La historia de los judíos en España por 18 euros
La académica Paloma Díaz-Mas publica un ensayo riguroso y ameno sobre el devenir de la cultura hebrea en la Península
Existen dos maneras (esenciales) de contar una historia: la narración lineal o cronológica, y el relato fragmentado, que sitúa el arranque de su cuento a partir de un suceso para buscar en dirección al pretérito sus anales o perseguir hasta el presente su desenlace. En el caso de la historia de la cultura hebrea en España, elegir entre cualquiera de estas dos opciones resulta una tarea imposible: tanto si se opta por la primera como si se elige la segunda, confiados en el sortilegio del misterio, ambas estarán contaminadas por el decreto de los Reyes Católicos que en 1492, cumplido el mes de marzo, puso fin a una España en la que cohabitaban, no siempre de forma pacífica ni candorosa, distintos credos y religiones. Al mismo tiempo que los judíos abandonaban sus haberes en Castilla y Aragón nacía el mito de Sefarad, el anhelado hogar perdido de esa (otra) España que quedaba huérfana y sin patria.
Se atribuye a José Bergamín (1895-1983) la invención del hermoso término de la España Peregrina, que fue el nombre con el que un grupo de intelectuales republicanos fundaron en 1940 en México una revista con la que pretendían mantener viva en las latitudes americanas la cultura del exilio español. La publicación editó siete números antes de extinguirse. Treinta años más tarde, en un viaje de ceniza, Max Aub, escritor republicano de ascendencia judía, escribió en La gallina ciega, su diario español: «¿Quién soy yo para todos los que llenan estos cafés del centro de Barcelona y sus enormes terrazas? Nadie. No, nadie sabe quién soy». La memoria de los exiliados únicamente existe dentro de su propia imaginación. Eso es lo que descubrió Max Aub. Nadie los leía, nadie los añoraba, nadie los recordaba. Igual que los muertos que no fueron, el exilio y la distancia los había convertido –a su pesar– en fantasmas del pasado que sólo descubrían su deceso al constatar la cruel indiferencia ajena.

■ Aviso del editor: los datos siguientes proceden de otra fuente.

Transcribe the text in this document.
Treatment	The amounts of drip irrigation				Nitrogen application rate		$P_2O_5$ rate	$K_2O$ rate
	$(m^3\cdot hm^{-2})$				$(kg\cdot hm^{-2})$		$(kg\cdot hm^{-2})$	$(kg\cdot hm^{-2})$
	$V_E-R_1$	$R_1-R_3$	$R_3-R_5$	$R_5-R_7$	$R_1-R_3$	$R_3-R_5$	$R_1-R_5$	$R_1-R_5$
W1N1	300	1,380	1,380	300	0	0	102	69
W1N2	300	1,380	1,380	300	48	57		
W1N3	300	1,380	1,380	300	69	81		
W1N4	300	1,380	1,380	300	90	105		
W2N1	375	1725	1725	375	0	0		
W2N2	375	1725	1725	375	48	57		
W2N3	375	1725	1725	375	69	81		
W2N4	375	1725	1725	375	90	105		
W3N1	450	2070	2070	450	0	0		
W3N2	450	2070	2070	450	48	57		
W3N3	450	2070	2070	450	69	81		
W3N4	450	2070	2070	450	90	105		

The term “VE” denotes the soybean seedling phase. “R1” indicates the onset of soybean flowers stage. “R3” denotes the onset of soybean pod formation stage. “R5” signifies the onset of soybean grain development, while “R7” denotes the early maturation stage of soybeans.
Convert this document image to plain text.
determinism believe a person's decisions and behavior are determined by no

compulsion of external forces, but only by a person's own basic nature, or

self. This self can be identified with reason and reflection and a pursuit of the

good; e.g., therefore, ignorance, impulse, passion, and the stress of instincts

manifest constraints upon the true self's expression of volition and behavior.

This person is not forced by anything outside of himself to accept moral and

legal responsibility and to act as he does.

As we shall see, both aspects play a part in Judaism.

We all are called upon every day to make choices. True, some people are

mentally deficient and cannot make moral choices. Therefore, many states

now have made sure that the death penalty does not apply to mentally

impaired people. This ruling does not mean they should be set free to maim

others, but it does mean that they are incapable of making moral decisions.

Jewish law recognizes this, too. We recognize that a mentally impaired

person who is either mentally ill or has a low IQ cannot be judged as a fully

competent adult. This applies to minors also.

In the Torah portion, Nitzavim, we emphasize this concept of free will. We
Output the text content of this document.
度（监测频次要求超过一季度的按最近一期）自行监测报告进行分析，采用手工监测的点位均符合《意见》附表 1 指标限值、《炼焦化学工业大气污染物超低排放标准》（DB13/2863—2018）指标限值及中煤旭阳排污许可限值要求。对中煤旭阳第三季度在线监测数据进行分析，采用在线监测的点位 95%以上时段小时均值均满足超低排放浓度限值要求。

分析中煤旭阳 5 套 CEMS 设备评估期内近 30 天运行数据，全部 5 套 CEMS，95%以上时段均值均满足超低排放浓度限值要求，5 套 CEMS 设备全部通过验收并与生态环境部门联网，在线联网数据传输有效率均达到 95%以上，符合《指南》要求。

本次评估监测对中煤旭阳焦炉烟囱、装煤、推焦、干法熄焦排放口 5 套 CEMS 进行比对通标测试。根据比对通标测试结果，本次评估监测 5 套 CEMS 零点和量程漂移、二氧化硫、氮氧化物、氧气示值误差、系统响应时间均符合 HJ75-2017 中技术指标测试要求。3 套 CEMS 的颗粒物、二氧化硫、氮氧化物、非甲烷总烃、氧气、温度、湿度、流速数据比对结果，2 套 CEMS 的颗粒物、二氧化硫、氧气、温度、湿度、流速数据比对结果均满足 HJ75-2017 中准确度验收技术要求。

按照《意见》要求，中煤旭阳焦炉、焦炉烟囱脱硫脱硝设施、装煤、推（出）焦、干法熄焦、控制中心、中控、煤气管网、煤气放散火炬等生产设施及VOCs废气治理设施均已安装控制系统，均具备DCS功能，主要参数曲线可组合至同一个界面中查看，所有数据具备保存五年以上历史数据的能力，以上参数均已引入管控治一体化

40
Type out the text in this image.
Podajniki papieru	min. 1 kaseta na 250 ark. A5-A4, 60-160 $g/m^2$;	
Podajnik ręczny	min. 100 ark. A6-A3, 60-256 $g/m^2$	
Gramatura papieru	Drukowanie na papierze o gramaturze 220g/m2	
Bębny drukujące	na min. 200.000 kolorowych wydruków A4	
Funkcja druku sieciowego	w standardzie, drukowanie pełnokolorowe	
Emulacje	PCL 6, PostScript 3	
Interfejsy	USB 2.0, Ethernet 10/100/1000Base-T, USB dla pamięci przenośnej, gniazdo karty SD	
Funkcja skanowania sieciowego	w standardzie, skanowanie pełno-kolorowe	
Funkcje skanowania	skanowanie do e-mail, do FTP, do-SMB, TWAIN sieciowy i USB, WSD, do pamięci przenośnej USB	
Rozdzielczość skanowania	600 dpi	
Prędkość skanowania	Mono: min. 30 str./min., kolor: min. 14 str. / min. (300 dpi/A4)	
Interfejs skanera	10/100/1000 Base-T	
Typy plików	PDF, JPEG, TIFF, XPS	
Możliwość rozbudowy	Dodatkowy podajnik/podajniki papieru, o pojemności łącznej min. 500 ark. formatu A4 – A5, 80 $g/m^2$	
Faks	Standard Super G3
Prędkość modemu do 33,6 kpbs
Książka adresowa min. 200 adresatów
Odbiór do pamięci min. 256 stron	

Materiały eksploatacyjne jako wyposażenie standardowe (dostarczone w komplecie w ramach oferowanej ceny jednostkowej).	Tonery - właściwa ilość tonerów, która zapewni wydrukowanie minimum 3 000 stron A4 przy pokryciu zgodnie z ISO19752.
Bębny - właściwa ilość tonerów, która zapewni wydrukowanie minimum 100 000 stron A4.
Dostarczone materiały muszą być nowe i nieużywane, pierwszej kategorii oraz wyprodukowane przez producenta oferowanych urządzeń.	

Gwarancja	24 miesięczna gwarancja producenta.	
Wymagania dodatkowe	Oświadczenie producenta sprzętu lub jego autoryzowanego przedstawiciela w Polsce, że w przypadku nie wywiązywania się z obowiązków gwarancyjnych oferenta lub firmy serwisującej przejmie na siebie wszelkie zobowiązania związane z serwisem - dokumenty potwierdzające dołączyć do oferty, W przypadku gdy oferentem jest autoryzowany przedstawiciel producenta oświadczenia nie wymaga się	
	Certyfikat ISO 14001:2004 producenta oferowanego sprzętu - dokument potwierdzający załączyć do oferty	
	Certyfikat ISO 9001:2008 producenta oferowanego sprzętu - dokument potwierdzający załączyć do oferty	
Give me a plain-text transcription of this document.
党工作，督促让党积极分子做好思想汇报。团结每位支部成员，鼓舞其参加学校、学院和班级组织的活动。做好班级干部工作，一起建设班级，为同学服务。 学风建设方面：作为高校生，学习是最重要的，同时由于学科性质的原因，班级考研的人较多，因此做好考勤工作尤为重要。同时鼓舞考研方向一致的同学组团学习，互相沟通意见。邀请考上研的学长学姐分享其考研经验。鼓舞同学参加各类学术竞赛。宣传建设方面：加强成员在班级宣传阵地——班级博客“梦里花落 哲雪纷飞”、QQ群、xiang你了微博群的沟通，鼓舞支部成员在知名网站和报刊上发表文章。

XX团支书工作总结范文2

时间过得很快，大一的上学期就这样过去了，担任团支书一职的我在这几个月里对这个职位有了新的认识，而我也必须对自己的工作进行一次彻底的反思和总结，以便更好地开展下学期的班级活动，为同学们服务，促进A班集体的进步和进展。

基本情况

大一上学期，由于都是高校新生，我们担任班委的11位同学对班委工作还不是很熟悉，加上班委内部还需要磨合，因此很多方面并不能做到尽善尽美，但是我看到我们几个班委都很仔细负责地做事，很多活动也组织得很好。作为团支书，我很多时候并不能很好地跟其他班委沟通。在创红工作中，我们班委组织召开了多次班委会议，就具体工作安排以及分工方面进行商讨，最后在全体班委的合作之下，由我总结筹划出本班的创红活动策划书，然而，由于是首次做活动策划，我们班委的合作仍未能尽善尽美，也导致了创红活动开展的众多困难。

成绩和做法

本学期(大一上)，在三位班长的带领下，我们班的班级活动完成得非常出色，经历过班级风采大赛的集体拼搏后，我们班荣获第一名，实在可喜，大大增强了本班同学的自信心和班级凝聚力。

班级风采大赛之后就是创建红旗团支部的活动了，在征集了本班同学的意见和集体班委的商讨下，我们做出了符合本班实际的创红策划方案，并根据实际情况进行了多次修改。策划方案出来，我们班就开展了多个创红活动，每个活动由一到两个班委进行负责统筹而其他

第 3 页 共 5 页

Idéntica sensación, pero con una duración de siglos, debieron sentir los judíos españoles que a finales del siglo XV, justo cuando Castilla descubría el Nuevo Mundo, fueron arrojados en sólo cuatro meses fuera los reinos cristianos. Sobre sus huellas en la Península Ibérica, Paloma Díaz-Mas, filóloga y académica de la RAE, ha escrito un ensayo –Breve historia de los judíos en España (Catarata)– que ha alcanzado su tercera edición en sólo tres meses. Un libro que combina el rigor documental con una narración descriptiva, directa y divulgativa. Díaz-Mas, que ha dedicado a la cultura sefardí buena parte de sus investigaciones académicas, rastrea las huellas de la España judía desde la época romana tardía, de la que datan los primeros documentos ciertos sobre la presencia hebrea en nuestra geografía, hasta el presente.
Desgarro y olvido
Su itinerario discurre por las sucesivas etapas históricas anteriores y posteriores a la expulsión, que fue el desgarro y la cesura de una tradición cultural tan española como la cristiana y, durante los siglos de dominio y fragmentación en las taifas, equiparable a la musulmana. A pesar de su trascendencia histórica, la bibliografía sobre esta España hebrea, sobre la que han escrito excelentes libros historiadores como Antonio Domínguez Ortiz, Joseph Pérez o Julio Caro Baroja, ha dado más frutos académicos que creado conciencia cultural. Diríase que la recuperación de su legado es una de nuestras asignaturas (históricas) pendientes. La pluralidad española nunca ha sido un hecho regional, sino una invariante cultural: es la suma de quienes nos precedieron, no el lugar en el que vivieron, lo que explica aquello que somos.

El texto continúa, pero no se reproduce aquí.